James has kept up his end of the bargain. On the other hand, Wade's points-per-game average is nearly half what it was before. Although Bosh is averaging similar numbers, he has failed to step up and become the second-best player on the team. He also has failed to do anything on the inside as noted by the amount of perimeter shots he has been taking.
With Wade and Bosh averaging about 26 points combined, you can see how James has become frustrated and has had to just about everything for the team. It also says something when Udonis Haslem was your second-leading scorer in Game 5 with 16 points.
Without Paul George's defensive mistake in Game 1 and James' big third quarter in Game 5, the Heat may well have been eliminated by now.
So while the present status of the Big Three is declining, the future looks even more up in the air.
While all three have played 10 seasons in the NBA, Wade is 31 years old, Bosh is 29 and James is 28. Out of a possible 804 regular-season games played, Bosh has played 717 games, Wade has played 665 and James has played 765.

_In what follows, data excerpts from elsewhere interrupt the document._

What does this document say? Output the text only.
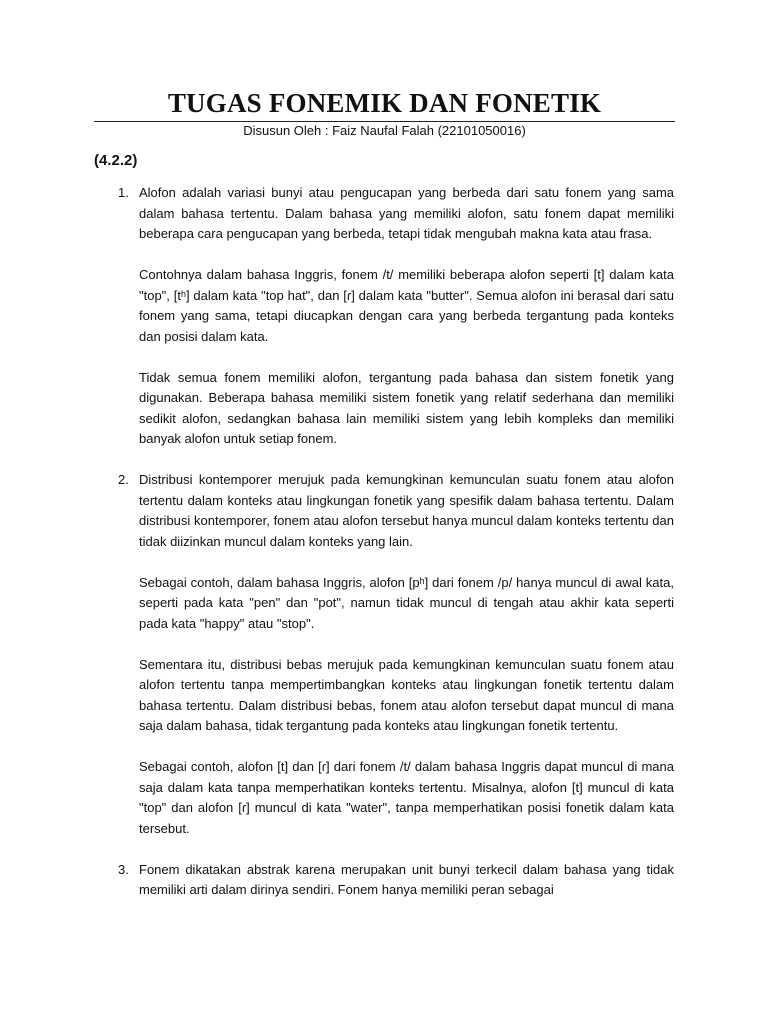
TUGAS FONEMIK DAN FONETIK
Disusun Oleh : Faiz Naufal Falah (22101050016)
(4.2.2)
1. Alofon adalah variasi bunyi atau pengucapan yang berbeda dari satu fonem yang sama dalam bahasa tertentu. Dalam bahasa yang memiliki alofon, satu fonem dapat memiliki beberapa cara pengucapan yang berbeda, tetapi tidak mengubah makna kata atau frasa.

Contohnya dalam bahasa Inggris, fonem /t/ memiliki beberapa alofon seperti [t] dalam kata "top", [tʰ] dalam kata "top hat", dan [ɾ] dalam kata "butter". Semua alofon ini berasal dari satu fonem yang sama, tetapi diucapkan dengan cara yang berbeda tergantung pada konteks dan posisi dalam kata.

Tidak semua fonem memiliki alofon, tergantung pada bahasa dan sistem fonetik yang digunakan. Beberapa bahasa memiliki sistem fonetik yang relatif sederhana dan memiliki sedikit alofon, sedangkan bahasa lain memiliki sistem yang lebih kompleks dan memiliki banyak alofon untuk setiap fonem.

2. Distribusi kontemporer merujuk pada kemungkinan kemunculan suatu fonem atau alofon tertentu dalam konteks atau lingkungan fonetik yang spesifik dalam bahasa tertentu. Dalam distribusi kontemporer, fonem atau alofon tersebut hanya muncul dalam konteks tertentu dan tidak diizinkan muncul dalam konteks yang lain.

Sebagai contoh, dalam bahasa Inggris, alofon [pʰ] dari fonem /p/ hanya muncul di awal kata, seperti pada kata "pen" dan "pot", namun tidak muncul di tengah atau akhir kata seperti pada kata "happy" atau "stop".

Sementara itu, distribusi bebas merujuk pada kemungkinan kemunculan suatu fonem atau alofon tertentu tanpa mempertimbangkan konteks atau lingkungan fonetik tertentu dalam bahasa tertentu. Dalam distribusi bebas, fonem atau alofon tersebut dapat muncul di mana saja dalam bahasa, tidak tergantung pada konteks atau lingkungan fonetik tertentu.

Sebagai contoh, alofon [t] dan [ɾ] dari fonem /t/ dalam bahasa Inggris dapat muncul di mana saja dalam kata tanpa memperhatikan konteks tertentu. Misalnya, alofon [t] muncul di kata "top" dan alofon [ɾ] muncul di kata "water", tanpa memperhatikan posisi fonetik dalam kata tersebut.

3. Fonem dikatakan abstrak karena merupakan unit bunyi terkecil dalam bahasa yang tidak memiliki arti dalam dirinya sendiri. Fonem hanya memiliki peran sebagai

Let's not forget how many games each player has accrued in the playoffs, Olympics and for Bosh and Wade, college.
James played 130 playoff games and 24 Olympic games. Meanwhile, Bosh has played in 61 playoff games, eight Olympic contests and 31 games during his freshman year at Georgia Tech. Finally, Wade has played in 124 playoff games, 16 Olympic contests, and two full seasons at Marquette where he played an average of 30.7 minutes a game in 65 additional games.
In grand total that is 919 games for LeBron, 870 for Wade and 817 for Bosh.
All three players will be hitting the later years of their prime and eventually start to decline, especially Wade, who has already showed such signals. At the "older" age of 31 and a career average of 36.9 minutes played, the future looks grim. Unless Wade changes his punishing style of play, he will continue to miss games and become a shell of himself.
Bosh did deal with both an abdominal strain in the playoffs last year and a rolled ankle this year. However, he has struggled being the inside presence that the Heat desperately need. In this year's playoffs, Bosh has taken 29 threes this postseason, which matches the 29 he has taken, combined, in his previous four playoff appearances.
That means he is settling for being a jump shooter, something of which Miami has plenty. Not to mention he has struggled with being the third wheel in the Big Three. While he has shown flashes of stepping up when needed to, he doesn't consistently do it as one would expect. Take this year's playoffs as an example.
James, meanwhile, has done everything short of walking on water for the Heat. At the same time though, with Bosh and Wade not living up to their reputations, James has had to play more minutes and looks to be getting both physically and emotionally tired at the end of games.
After all, he has scored 25-plus points four times in this series and flirts with a triple double every night. But the Heat are still facing a Game 7.
This is the same style of play that he was engaged in towards the end of his career in Cleveland. While we think he can do it himself, even the greatest of players needed a Robin to their proverbial Batman.
The results of both Game 5 and Game 6 have truly demonstrated how the Big Three have become the Big One. With Bosh and Wade flopping, James has had to take control. It will be interesting to see the result of Monday night's matchup. A loss will lead to a plethora of offseason questions, while a win allows the Heat to guard their Big Three image for at least four more games.